Kang told the informant that if he became an Islamic State member, he would be a suicide bomber and attack Schofield Barracks, a sprawling Army base outside Honolulu, according to an affidavit filed in the case.

The U.S. government first asked a judge to allow a tracking device to be placed on Kang’s car in October 2016 and applied for several extensions after orders granting it expired.

During the first week of September 2016, Kang told the informant “that if he were to do something like shoot up a large gathering, it would be out of his hatred for white people, the wicked and non-Muslims,” the affidavit said.

Kang began researching Islam in 2014, couldn’t wait to move to the Middle East to “join the cause” and was “only in the military for a pay-check,” the informant said, according to the affidavit.

Federal Agents considered him a threat to the US homeland as they feared he may carry out an attack soon. Brigade personnel feared the large gathering “represented a target of opportunity for Kang should he want to harm members of the unit.”

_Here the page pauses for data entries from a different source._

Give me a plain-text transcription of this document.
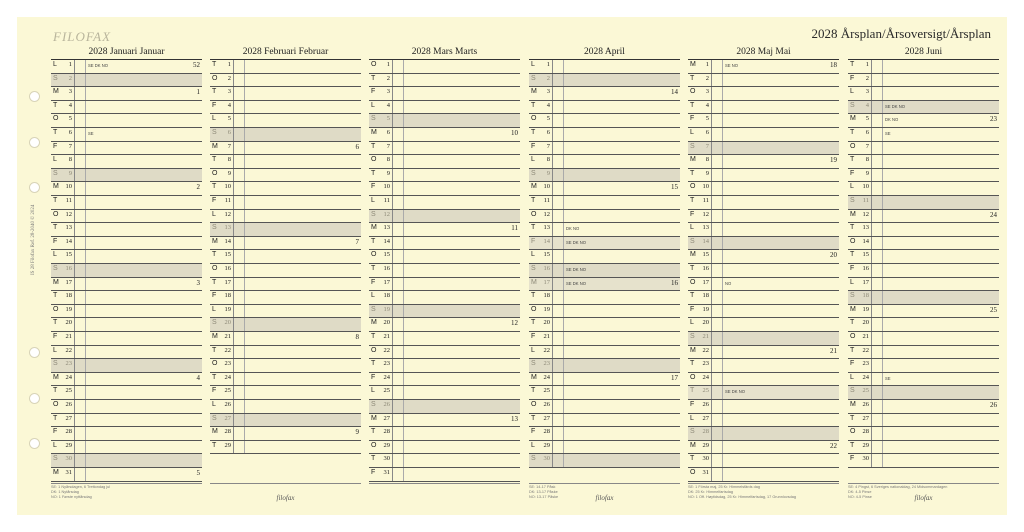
FILOFAX	2028 Årsplan/Årsoversigt/Årsplan
IS 28 Filofax Ref. 28-2040 © 2024
2028 Januari Januar
L	1	SE DK NO	52
S	2
M	3	1
T	4
O	5
T	6	SE
F	7
L	8
S	9
M	10	2
T	11
O	12
T	13
F	14
L	15
S	16
M	17	3
T	18
O	19
T	20
F	21
L	22
S	23
M	24	4
T	25
O	26
T	27
F	28
L	29
S	30
M	31	5
SE: 1 Nyårsdagen, 6 Trettondag jul
DK: 1 Nytårsdag
NO: 1 Første nyttårsdag
2028 Februari Februar
T	1
O	2
T	3
F	4
L	5
S	6
M	7	6
T	8
O	9
T	10
F	11
L	12
S	13
M	14	7
T	15
O	16
T	17
F	18
L	19
S	20
M	21	8
T	22
O	23
T	24
F	25
L	26
S	27
M	28	9
T	29
filofax
2028 Mars Marts
O	1
T	2
F	3
L	4
S	5
M	6	10
T	7
O	8
T	9
F	10
L	11
S	12
M	13	11
T	14
O	15
T	16
F	17
L	18
S	19
M	20	12
T	21
O	22
T	23
F	24
L	25
S	26
M	27	13
T	28
O	29
T	30
F	31
2028 April
L	1
S	2
M	3	14
T	4
O	5
T	6
F	7
L	8
S	9
M	10	15
T	11
O	12
T	13	DK NO
F	14	SE DK NO
L	15
S	16	SE DK NO
M	17	SE DK NO	16
T	18
O	19
T	20
F	21
L	22
S	23
M	24	17
T	25
O	26
T	27
F	28
L	29
S	30
SE: 14-17 Påsk
DK: 13-17 Påske
NO: 13-17 Påske	filofax
2028 Maj Mai
M	1	SE NO	18
T	2
O	3
T	4
F	5
L	6
S	7
M	8	19
T	9
O	10
T	11
F	12
L	13
S	14
M	15	20
T	16
O	17	NO
T	18
F	19
L	20
S	21
M	22	21
T	23
O	24
T	25	SE DK NO
F	26
L	27
S	28
M	29	22
T	30
O	31
SE: 1 Första maj, 25 Kr. Himmelsfärds dag
DK: 25 Kr. Himmelfartsdag
NO: 1 Off. Høytidsdag, 25 Kr. Himmelfartsdag, 17 Grunnlovsdag
2028 Juni
T	1
F	2
L	3
S	4	SE DK NO
M	5	DK NO	23
T	6	SE
O	7
T	8
F	9
L	10
S	11
M	12	24
T	13
O	14
T	15
F	16
L	17
S	18
M	19	25
T	20
O	21
T	22
F	23
L	24	SE
S	25
M	26	26
T	27
O	28
T	29
F	30
SE: 4 Pingst, 6 Sveriges nationaldag, 24 Midsommardagen
DK: 4-5 Pinse
NO: 4-5 Pinse	filofax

Kang has been held without bail since his July 2017 arrest.

Assessment

Our assessment is that the court will not show him any leniency during his sentencing hearing. His actions may have resulted in tangible and intangible damage to the United States and its troops in Iraq. We feel that the Magistrate court in Honolulu will look to impose charges of conspiring to commit treason against the United States, a federal crime.